We can interpret the weights in the following way:
Fare
increases the log-odds of survival by 0.25 units,Age
decreases the log-odds of survival by 0.37 units,results$plot_coefficients
predictor | mean | sd | lower_bound | upper_bound | survival | sig | dot_color_1 | dot_color_2 | dot_color |
---|---|---|---|---|---|---|---|---|---|
Fare | 0.25 | 0.01 | 0.23 | 0.27 | 1 | 1 | 1 | 2 | 2 |
Parch | 0.00 | 0.00 | 0.00 | 0.00 | 0 | 0 | 0 | 1 | 0 |
Embarked_Q | 0.00 | 0.01 | -0.02 | 0.00 | 1 | 1 | 1 | 2 | 2 |
Family_Size | -0.09 | 0.01 | -0.11 | -0.08 | 1 | 1 | 1 | 2 | 2 |
SibSp | -0.17 | 0.01 | -0.18 | -0.16 | 1 | 1 | 1 | 2 | 2 |
Age | -0.37 | 0.01 | -0.39 | -0.35 | 1 | 1 | 1 | 2 | 2 |
Embarked_S | -0.47 | 0.01 | -0.50 | -0.45 | 1 | 1 | 1 | 2 | 2 |
Pclass_3 | -1.44 | 0.02 | -1.47 | -1.41 | 1 | 1 | 1 | 2 | 2 |
Sex | -2.53 | 0.03 | -2.57 | -2.50 | 1 | 1 | 1 | 2 | 2 |
We can examine both the in-sample and out-of-sample ROC curve plots for one particular trian-test split determined by the random state and determine the Area Under the Curve (AUC) as a goodness of fit metric. Here, we see that the in-sample AUC is higher than the out-of-sample AUC, but that both metrics indicate the model fits relatively well.

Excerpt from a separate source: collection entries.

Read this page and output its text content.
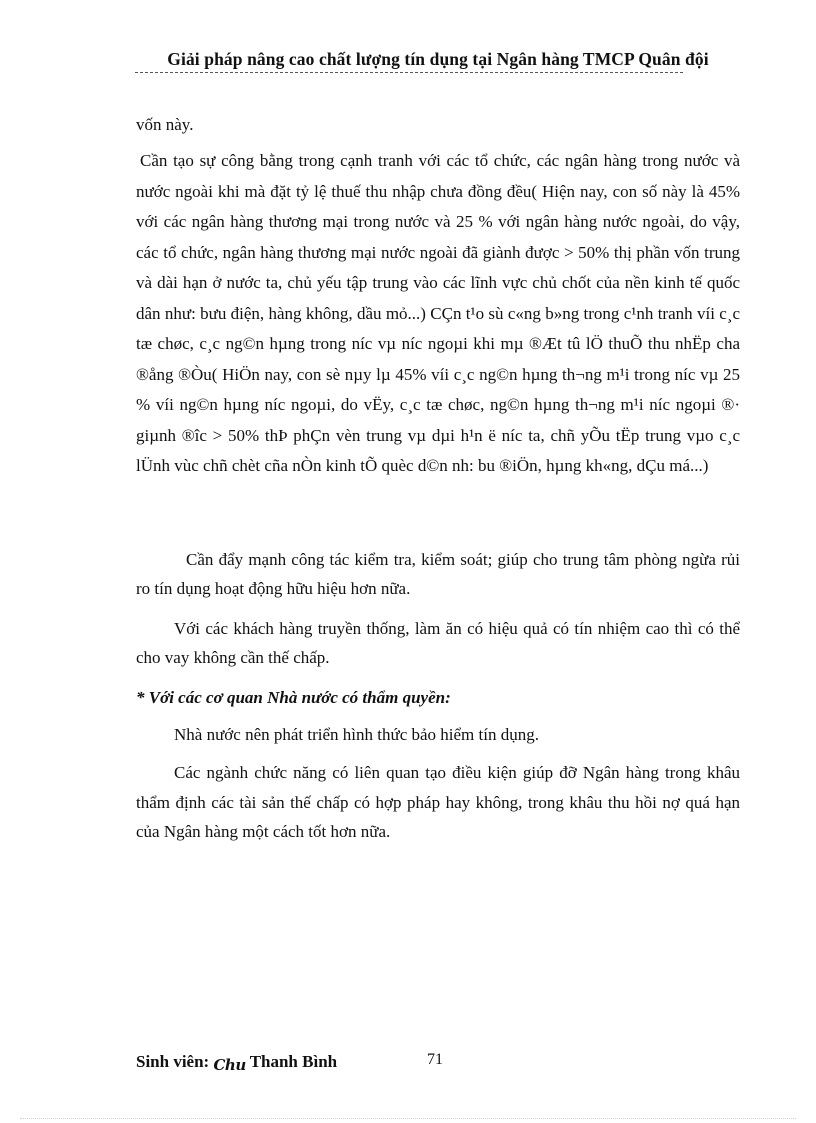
Giải pháp nâng cao chất lượng tín dụng tại Ngân hàng TMCP Quân đội

vốn này.

Cần tạo sự công bằng trong cạnh tranh với các tổ chức, các ngân hàng trong nước và nước ngoài khi mà đặt tỷ lệ thuế thu nhập chưa đồng đều( Hiện nay, con số này là 45% với các ngân hàng thương mại trong nước và 25 % với ngân hàng nước ngoài, do vậy, các tổ chức, ngân hàng thương mại nước ngoài đã giành được > 50% thị phần vốn trung và dài hạn ở nước ta, chủ yếu tập trung vào các lĩnh vực chủ chốt của nền kinh tế quốc dân như: bưu điện, hàng không, dầu mỏ...) CÇn t¹o sù c«ng b»ng trong c¹nh tranh víi c¸c tæ chøc, c¸c ng©n hµng trong níc vµ níc ngoµi khi mµ ®Æt tû lÖ thuÕ thu nhËp cha ®ång ®Òu( HiÖn nay, con sè nµy lµ 45% víi c¸c ng©n hµng th¬ng m¹i trong níc vµ 25 % víi ng©n hµng níc ngoµi, do vËy, c¸c tæ chøc, ng©n hµng th¬ng m¹i níc ngoµi ®· giµnh ®îc > 50% thÞ phÇn vèn trung vµ dµi h¹n ë níc ta, chñ yÕu tËp trung vµo c¸c lÜnh vùc chñ chèt cña nÒn kinh tÕ quèc d©n nh: bu ®iÖn, hµng kh«ng, dÇu má...)

Cần đẩy mạnh công tác kiểm tra, kiểm soát; giúp cho trung tâm phòng ngừa rủi ro tín dụng hoạt động hữu hiệu hơn nữa.

Với các khách hàng truyền thống, làm ăn có hiệu quả có tín nhiệm cao thì có thể cho vay không cần thế chấp.

* Với các cơ quan Nhà nước có thẩm quyền:

Nhà nước nên phát triển hình thức bảo hiểm tín dụng.

Các ngành chức năng có liên quan tạo điều kiện giúp đỡ Ngân hàng trong khâu thẩm định các tài sản thế chấp có hợp pháp hay không, trong khâu thu hồi nợ quá hạn của Ngân hàng một cách tốt hơn nữa.

Sinh viên: Chu Thanh Bình	71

results$plot_predictions_single_train_test_split_train
results$plot_predictions_single_train_test_split_test
We can examine both the in-sample and out-of-sample AUC metrics for n_divisions
train-test splits (ususally defaults to 1,000). Again, we see that the in-sample AUC is higher than the out-of-sample AUC, but that both metrics indicate the model fits relatively well.
results$plot_model_performance_train
results$plot_model_performance_test
In this vignette we used easyml
to easily build and evaluate a penalized binomial regression model to assess the likelihood of passenger surival given a number of attributes. We can continue to finetune the model and identify the most optimal alpha/lambda hyperparameter combination; however, our estimates of the weights make intutive sense and a mean out-of-sample AUC of 0.85 right off the bat is indicative of a good model.